“Oggi per noi è una giornata particolare, ricorre, infatti, l’anniversario della morte di Graziano, una perdita per noi molto importante, si sente, si percepisce, ma allo stesso tempo sentiamo la sua presenza con noi e oggi lo ricorderemo con un minuto di silenzio prima dell’allenamento”, ha voluto rivolgere un pensiero a Graziano Fiorita – scomparso improvvisamente un anno fa nel ritiro di Coccaglio, dove la squadra si trovava per preparare la sfida con l’Atalanta – mister Eusebio Di Francesco a margine dell’intervista alla vigilia della sfida salvezza che vedrà i giallorossi impegnati sul terreno di gioco dello stadio “Bentegodi”, contro il Verona.
“In questi giorni di ritiro abbiamo lavorato bene, ho visto la squadra focalizzata alla partita, poi, come dico sempre, la risposta la darà la gara.
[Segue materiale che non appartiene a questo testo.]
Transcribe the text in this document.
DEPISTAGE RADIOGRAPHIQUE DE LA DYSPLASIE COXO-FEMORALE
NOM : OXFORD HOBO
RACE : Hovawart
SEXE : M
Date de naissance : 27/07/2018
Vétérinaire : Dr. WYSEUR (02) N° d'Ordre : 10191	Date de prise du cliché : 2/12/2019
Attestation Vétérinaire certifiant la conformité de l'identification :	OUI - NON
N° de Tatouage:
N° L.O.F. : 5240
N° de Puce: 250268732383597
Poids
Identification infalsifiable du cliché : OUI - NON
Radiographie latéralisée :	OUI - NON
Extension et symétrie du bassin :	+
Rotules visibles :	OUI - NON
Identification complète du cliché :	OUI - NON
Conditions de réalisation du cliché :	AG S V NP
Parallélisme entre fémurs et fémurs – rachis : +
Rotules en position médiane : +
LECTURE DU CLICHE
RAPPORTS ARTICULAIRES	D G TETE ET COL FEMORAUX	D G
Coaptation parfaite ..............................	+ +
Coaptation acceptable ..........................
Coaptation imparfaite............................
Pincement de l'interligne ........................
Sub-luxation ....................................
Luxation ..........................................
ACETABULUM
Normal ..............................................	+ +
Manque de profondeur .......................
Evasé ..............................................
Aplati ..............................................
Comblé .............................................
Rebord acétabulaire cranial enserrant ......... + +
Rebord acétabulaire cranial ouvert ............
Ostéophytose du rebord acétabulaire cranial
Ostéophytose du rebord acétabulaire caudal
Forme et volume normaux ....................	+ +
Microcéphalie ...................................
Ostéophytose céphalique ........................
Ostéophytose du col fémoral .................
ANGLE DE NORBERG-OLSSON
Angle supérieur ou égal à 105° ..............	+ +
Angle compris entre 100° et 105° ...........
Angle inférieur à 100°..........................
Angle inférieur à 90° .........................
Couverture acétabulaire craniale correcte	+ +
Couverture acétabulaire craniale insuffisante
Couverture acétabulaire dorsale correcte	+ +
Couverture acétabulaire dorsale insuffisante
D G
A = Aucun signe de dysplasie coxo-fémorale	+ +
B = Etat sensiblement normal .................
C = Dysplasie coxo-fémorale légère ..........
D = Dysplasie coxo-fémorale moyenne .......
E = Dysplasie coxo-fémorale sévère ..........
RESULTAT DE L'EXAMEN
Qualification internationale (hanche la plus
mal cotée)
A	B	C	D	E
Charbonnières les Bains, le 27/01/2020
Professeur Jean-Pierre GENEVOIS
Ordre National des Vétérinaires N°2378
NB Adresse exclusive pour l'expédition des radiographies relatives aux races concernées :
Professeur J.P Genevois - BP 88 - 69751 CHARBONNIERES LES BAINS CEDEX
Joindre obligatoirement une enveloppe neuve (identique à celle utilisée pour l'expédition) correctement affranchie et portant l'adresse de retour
Abbiamo preso la decisione di partire in ritiro e vivere insieme l’attesa per queste due sfide importanti.
Abbiamo parlato tanto con i ragazzi dell’incontro contro la Fiorentina, facendo capire loro quanto sia stata importante la prestazione, naturalmente, avremmo voluto conquistare i tre punti, ma rivedendo i video e le azioni salienti, devo riconoscere che abbiamo creato tantissimo e concesso poco e questo mi è piaciuto. Bisogna abbattere al massimo i minuti di disattenzione, perché siamo a un punto cruciale della stagione e non ci si possono permettere errori difensivi. A questo dobbiamo aggiungere maggiore concentrazione sotto-porta.
Domani mancherà Tiago Gabriel e bisogna anche dire che abbiamo perso un altro grande difensore come Gaspar – un punto di riferimento per i ragazzi, un calciatore di esperienza e che trascinava un po’ la linea difensiva – ma sono soddisfatto del lavoro dei miei atleti, stanno crescendo in tanti. Sono sereno, domani giocherà Gaby Jean che si è sempre allenato benissimo.
Ho ritrovato un Camarda veramente vivace, durante gli allenamenti non mi ha dato l’impressione di avere paura del contatto fisico, sarà un’arma in più per questo finale di stagione, anche per poter sfruttare l’opportunità di giocare con il doppio attaccante a partita in corso al secondo di quelle che saranno le scelte.
Banda ha svolto lavoro saltuario nel corso della settimana che, a onor del vero, è stata corta… i primi tre giorno ha fatto un allenamento che non è stato totalmente differenziato, ma quasi, ieri è stato in parte con la squadra e penso che oggi sarà in gruppo, poi starà a me scegliere se schierarlo dall’inizio o a partita in corso.
Gandelman lo stiamo gestendo in maniera intelligente, il problema al ginocchio non è del tutto passato, ma anche come è entrato contro al Fiorentina mi è piaciuto e nonostante non abbia giocato tante partite dall’inizio sta crescendo dal punto di vista delle prestazioni e potrebbe fare parte dell’unitici iniziale”.